By narrow your sights I mean focus on a specifically defined ideal client type. "People who need your help" is not a specific client type. Neither is "women with anxiety," or "children and adolescents," or "men with substance abuse issues," although each of those is a toenail closer to a useful definition.

A mistake I hear counselors, coaches and NDs make all the time is in equating the idea of the ideal client with the majority of people who already happen to show up in your practice. I always ask new clients, who is your ideal client, and they always tell me, "well, I see a lot of .....", or they say, "right now, I'm mostly getting people who...."

No. People who happen to show up when your marketing message is vague and disconnected from specific problems and their impact in daily life are not usually our ideal clients. Any warm body is not the ideal client, folks. Any paying customer is not the goal to shoot for if you want your business to thrive.

So how do you know who your ideal client is? Well, who do you want it to be? You get to decide.

Determining your ideal client is like painting a picture, or better, like writing a screenplay with characters who:

  • have the problems you are passionately interested in working with
  • make you feel competent and great at what you do
  • make your heart sing when they achieve a breakthrough
  • leave you more energized at the end of day seeing 8 of them back to back

Stop and think about this right now: What kind of client with what type of problem would be ideal for you to work with?

And don't sabotage yourself here by thinking that you'll get bored with just one type, or that you have too many interests to pick just one, or that you really don't know. Let me assure you that marketing to a specifically and narrowly defined ideal client niche will NOT prevent others from asking for an appointment. That's another counter-intuitive but absolutely true phenomenon in client attraction marketing. So don't give that another thought.

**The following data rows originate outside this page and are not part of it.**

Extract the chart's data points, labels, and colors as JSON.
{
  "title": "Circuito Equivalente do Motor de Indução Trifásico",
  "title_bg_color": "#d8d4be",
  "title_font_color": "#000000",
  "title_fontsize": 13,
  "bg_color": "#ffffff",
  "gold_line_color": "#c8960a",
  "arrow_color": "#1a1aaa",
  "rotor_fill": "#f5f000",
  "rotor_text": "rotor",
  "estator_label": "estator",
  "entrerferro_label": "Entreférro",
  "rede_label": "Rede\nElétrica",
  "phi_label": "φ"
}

Deciding what kind of client with what type of problem is your ideal helps you know where to spend your marketing dollars. Their demographic features -- who are they and their problems -- help you correctly identify where they can be found. When you know where they can be found, you know what kind of marketing you'll need to do to reach them.

Deciding how their problem impacts their daily life, and what they want instead tells you what they need to hear from you in order to be motivated to spend money on your services. These psychographic features -- how they feel about their problem, and what motivates them to change -- help you correctly hone your marketing message. When you have an emotionally compelling marketing message it's like laying a trail of bread crumbs to your phone number or email.

Step 3 -- identify your ideal client -- is the step on which all the rest of your marketing will pivot. There's nothing more essential than this.

Coaching questions:

1. What types of problems are easy for you to help clients resolve?
2. What kind of suffering is rewarding for you to help end?
3. What kind of people do you naturally align or resonate with?
4. How old are they, in what occupational category, with what level of education and income?
5. What do these people who suffer from those problems desperately want?
6. What will they be willing to pay anything -- out of pocket -- to have?
7. What do you know without doubt you can help them achieve?